Philadelphie le 7 fevrier 1819

Monsieur

Le temps et l’infortune ne m’ont point fait oublier la bienveillance dont vous m’aves honoré autrefois.

obligé de quitter une grande cité ou le luxe et les besoins assiègent les familles nombreuses; entouré de neuf enfans, tous nés dans les Etats-Unis; tous élevés dans les principes d’une république dont je leur apprends à vénérer les illustres fondateurs, je voudrais les attacher à son heureux sol et les éloigner du foyer dangereux des spéculations commerciales. Pour cela, je me dispose à me rendre à l’établissement francais qui se forme sur les bords du Tombigbee; j’y suis même appelé par le voeu de mes anciens compatriotes; mais, inconnu de mes nouveaux hôtes américains, j’aurais besoin, grand besoin, d’un signe de votre souvenir et de votre approbation pour y être accueilli favorablement. Car vous le saver, Monsieur, l’influence d’une grande et juste renommée féconde tout ce qu’elle protège; et je ne pourrais rien montrer, à mes concitoyens, de plus honorable qu’un signe avantageux de votre opinion sur ma personne.

Pour mêler un peu d’interêt public à l’interêt particulier de ma famille, je serais, Monsieur, bien reconnaissant si je pouvais obtenir de vous assés de graine de Sézame pour en essayer la culture à Aigleville. Cet objet m’est particulièrement demandé pour nos colons.

Je me sers de l’entremise de mon respectable ami Monsieur Girardin, pour ne vous laisser aucun doute sur la petite portion de droits que je peux avoir à votre généreuse bonté

Je suis avec un profond respect Monsieur Votre très humble et très obeissant Serviteur

Chaudron

Editors’ Translation

Philadelphia 7 february 1819

Sir

Time and misfortune have not let me forget the kindness with which you used to honor me.

Forced to leave a large city where luxury and need assail numerous families; surrounded by nine children, all of them born in the United-States; all raised in the principles of a republic, whose illustrious founders I teach them to venerate, I would like to attach them to its happy soil and keep them away from the danger of commercial speculations. In order to do this, I am planning on going to the French establishment that is being created on the shores of the Tombigbee; I am even called there by the wish of my former fellow citizens; but, not known of my new American hosts, I would very much need a sign from you, your remembrance and your approbation, in order to be favorably welcome there.

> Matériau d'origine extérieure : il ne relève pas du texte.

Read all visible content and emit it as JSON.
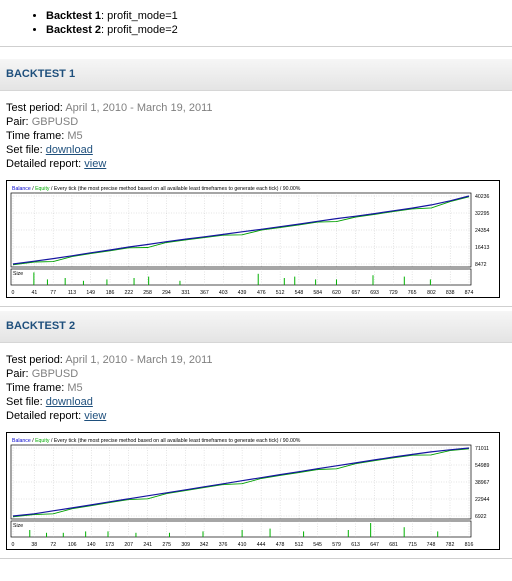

Because you know, Sir, the influence of a great and just renown fertilizes everything it protects; and I could not show my fellow citizens anything more honorable than a favorable sign of your opinion regarding my person.

In order to mix some public interest with the particular interest of my family, Sir, I would be very grateful if I could obtain from you enough sesame seeds to try to cultivate it at Aigleville. This object is especially requested by our settlers.

I am using the intervention of my respectable friend Mr. Girardin, to leave you no doubt regarding the small portion of rights I have to your generous kindness.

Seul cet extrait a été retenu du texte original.